After reading your comment about you not liking the short story by the author, I ask myself “what was the motivation for choosing this story at this particular time?” Perhaps you choose to read this story because of the popularity of the movie written by the same author, and you agree with the ideological agenda of the movie. You say to yourself, “I liked the movie, this story must be good as well.” But, I propose to you that one reason you may not have liked the story is that it was the wrong time for you to read the story.

In my early twenties I read the book Steppenwolfe by Hermann Hesse. I read it because everyone said it was a book that one just had to read. But it was the wrong time to read it. No man who is in their twenties can truly understand this book at that particular time in their life. I did not like the book; nor did I truly understand it.

Recently, I read it again. Now that I am older, about the same age as Steppenwolfe, it was the proper time for me to read the book. Understand it? You bet I did. Like it? You bet I did.

So, put books and stories such as this away to be read at a different time and different place. You may have a different opinion later.
I actually really liked the story, a lot. It was beautiful. Just not a great ending. Which made me realize even the best/most beloved authors can have trouble with endings. The story taught me a lot about what a short story should be like. I read another one last night and it was even better.

You make an interesting point about how we choose what we read. This is a book I bought for my wife, indeed because she loved the movie so much. And sometimes when a movie's really touches you it's interesting to see the story behind it.

But I myself chose to read the short stories because I'm looking at short stories I've written and feeling they're pretty good, but not good enough. So I was looking for inspiration, and I got it.

A lot of what I read has to do with finding inspiration, and sometimes knowledge. I'm looking to fill in some holes in my perceptions. Usually if I don't like a book it's either because the writing style, or the content, is uninspiring. But of course that's a very subjective thing.
So, it is short stories with you? In the short story genre, there are only two consummate practitioners as far as I’m concerned: Guy de Maupassant and Anton Chekhov.

And of these two, Maupassant with his piquant, some would even say indecorous conte leste, is by far the superior. Boule de Suif, La Maison Tellier, and The Graveyard Sirens are perfect examples of this. The story ‘The Necklace’, and ‘The Jewelry” are two of my favorites, and his most popular.

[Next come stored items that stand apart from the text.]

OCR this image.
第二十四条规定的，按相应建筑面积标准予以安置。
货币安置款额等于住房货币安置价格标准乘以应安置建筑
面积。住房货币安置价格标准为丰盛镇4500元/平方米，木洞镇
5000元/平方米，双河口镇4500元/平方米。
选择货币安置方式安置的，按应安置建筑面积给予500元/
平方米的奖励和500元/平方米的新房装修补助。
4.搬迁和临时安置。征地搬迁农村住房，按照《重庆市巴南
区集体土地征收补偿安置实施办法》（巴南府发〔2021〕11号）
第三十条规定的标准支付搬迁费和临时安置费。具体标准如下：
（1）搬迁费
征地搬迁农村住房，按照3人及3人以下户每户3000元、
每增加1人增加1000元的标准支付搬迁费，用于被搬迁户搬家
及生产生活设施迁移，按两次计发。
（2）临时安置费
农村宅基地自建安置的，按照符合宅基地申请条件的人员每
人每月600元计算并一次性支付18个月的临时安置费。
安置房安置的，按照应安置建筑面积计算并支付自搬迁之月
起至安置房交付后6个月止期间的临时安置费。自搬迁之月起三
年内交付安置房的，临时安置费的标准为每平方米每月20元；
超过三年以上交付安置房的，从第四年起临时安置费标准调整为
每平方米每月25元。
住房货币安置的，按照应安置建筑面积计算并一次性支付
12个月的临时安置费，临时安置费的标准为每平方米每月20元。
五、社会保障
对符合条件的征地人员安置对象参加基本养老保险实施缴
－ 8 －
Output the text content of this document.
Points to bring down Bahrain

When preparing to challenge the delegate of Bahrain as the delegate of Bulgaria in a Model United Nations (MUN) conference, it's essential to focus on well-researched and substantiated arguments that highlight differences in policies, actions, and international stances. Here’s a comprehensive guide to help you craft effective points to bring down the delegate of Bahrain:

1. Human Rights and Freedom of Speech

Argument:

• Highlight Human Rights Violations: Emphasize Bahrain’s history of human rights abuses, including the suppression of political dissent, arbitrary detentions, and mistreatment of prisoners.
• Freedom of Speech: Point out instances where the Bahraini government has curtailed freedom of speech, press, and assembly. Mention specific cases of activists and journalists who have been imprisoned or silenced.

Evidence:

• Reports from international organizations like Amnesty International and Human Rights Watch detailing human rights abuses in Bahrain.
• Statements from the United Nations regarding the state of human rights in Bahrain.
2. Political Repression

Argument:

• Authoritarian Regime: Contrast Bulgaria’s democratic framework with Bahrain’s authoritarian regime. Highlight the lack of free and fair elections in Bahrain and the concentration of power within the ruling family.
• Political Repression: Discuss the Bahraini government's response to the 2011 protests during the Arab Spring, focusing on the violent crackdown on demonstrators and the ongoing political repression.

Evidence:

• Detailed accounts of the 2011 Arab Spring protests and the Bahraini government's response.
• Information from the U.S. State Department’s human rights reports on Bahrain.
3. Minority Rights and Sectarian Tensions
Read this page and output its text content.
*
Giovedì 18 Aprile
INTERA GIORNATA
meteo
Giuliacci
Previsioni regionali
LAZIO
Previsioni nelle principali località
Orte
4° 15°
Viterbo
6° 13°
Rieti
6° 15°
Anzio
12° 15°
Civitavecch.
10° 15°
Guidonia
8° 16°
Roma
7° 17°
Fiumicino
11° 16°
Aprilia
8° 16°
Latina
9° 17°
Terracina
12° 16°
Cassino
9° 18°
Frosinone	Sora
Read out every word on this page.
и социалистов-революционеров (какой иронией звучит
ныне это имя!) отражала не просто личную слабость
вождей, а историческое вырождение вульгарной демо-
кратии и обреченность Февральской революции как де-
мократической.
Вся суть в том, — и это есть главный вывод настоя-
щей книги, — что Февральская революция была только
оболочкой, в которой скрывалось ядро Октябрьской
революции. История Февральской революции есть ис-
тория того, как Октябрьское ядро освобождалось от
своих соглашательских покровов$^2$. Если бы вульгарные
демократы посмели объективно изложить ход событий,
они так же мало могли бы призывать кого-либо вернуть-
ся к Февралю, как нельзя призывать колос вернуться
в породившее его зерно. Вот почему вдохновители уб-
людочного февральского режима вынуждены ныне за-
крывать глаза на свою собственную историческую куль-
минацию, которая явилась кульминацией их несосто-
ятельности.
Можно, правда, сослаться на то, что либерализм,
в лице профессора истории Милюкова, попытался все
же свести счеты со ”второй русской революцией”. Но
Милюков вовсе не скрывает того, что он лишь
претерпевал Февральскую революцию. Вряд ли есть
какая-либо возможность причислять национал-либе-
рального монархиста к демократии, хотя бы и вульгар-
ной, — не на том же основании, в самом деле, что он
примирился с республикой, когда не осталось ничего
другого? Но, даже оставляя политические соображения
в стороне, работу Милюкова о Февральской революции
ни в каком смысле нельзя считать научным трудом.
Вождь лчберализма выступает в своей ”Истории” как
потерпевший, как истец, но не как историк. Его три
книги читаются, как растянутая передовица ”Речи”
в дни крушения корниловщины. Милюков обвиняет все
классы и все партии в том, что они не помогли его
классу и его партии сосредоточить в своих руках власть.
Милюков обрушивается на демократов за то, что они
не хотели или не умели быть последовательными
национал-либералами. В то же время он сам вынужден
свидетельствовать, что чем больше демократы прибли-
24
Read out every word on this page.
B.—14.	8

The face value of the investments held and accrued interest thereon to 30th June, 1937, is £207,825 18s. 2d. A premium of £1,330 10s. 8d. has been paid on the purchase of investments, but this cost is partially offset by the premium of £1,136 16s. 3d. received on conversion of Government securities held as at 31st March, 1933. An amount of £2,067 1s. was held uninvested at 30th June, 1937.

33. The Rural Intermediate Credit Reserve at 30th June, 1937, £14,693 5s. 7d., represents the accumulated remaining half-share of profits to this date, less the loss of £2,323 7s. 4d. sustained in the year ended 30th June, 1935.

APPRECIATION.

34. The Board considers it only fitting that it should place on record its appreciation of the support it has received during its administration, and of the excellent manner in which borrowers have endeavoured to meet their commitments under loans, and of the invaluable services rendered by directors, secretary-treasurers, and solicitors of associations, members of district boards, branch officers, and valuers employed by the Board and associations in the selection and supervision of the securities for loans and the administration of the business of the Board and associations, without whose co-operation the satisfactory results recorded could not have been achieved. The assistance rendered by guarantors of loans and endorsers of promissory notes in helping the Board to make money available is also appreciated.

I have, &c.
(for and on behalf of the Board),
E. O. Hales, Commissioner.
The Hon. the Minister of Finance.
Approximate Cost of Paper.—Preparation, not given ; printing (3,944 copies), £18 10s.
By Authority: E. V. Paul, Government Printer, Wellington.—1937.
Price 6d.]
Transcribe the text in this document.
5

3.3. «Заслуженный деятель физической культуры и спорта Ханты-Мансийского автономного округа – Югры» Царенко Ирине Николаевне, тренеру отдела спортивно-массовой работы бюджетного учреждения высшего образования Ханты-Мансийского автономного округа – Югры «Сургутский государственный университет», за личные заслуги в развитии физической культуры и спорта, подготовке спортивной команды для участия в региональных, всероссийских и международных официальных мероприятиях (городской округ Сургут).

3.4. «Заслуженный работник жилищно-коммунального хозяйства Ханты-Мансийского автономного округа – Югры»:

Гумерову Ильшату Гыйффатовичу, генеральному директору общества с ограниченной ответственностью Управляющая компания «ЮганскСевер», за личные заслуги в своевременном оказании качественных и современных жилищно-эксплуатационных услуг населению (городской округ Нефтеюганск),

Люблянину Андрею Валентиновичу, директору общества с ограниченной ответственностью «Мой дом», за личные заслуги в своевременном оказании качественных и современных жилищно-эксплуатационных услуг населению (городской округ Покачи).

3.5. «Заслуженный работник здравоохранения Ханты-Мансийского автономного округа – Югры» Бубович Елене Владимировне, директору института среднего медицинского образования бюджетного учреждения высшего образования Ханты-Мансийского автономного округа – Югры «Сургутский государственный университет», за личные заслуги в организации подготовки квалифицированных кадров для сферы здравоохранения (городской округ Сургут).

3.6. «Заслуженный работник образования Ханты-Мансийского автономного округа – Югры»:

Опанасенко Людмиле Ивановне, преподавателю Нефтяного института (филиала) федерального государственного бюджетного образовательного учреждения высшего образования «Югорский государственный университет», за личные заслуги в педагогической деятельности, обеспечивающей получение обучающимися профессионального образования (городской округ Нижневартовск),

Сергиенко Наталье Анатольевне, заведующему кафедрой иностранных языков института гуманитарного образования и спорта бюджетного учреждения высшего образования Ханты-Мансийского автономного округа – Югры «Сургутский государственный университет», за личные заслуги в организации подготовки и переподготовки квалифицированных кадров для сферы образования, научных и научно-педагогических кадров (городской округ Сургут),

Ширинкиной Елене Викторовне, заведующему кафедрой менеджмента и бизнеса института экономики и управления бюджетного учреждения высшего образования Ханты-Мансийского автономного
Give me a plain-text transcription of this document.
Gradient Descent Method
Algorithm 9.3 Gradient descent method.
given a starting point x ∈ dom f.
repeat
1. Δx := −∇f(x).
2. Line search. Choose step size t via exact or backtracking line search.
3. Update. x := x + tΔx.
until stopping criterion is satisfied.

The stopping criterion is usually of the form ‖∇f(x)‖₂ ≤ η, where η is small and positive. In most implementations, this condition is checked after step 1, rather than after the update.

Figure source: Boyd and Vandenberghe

But do not be fooled by these blissful tales, or the “surprise endings”; Maupassant can be frightfully brutal as well! Examples such as a mother training her dog to avenge the killer of her child, the priest killing the lovers by sending their carriage over a cliff, the severed hand that...well, I do not wish to tell you more in case you have not read these gruesome stories.

Perhaps you understand French. If so I suggest reading them in the native language.

When I was younger, back when public schools actually had education of the student as the main goal, we read Maupassant tales in order to facilitate the learning of French...
Cool! Thanks for the recommended reads. Only Chekhov I know is The Bear (about which he once quipped, "I should have called it 'The Cash Cow'"), which was fun.

Alas, my French is tres pouvre, so until I remedy this I'll have to rely on translations.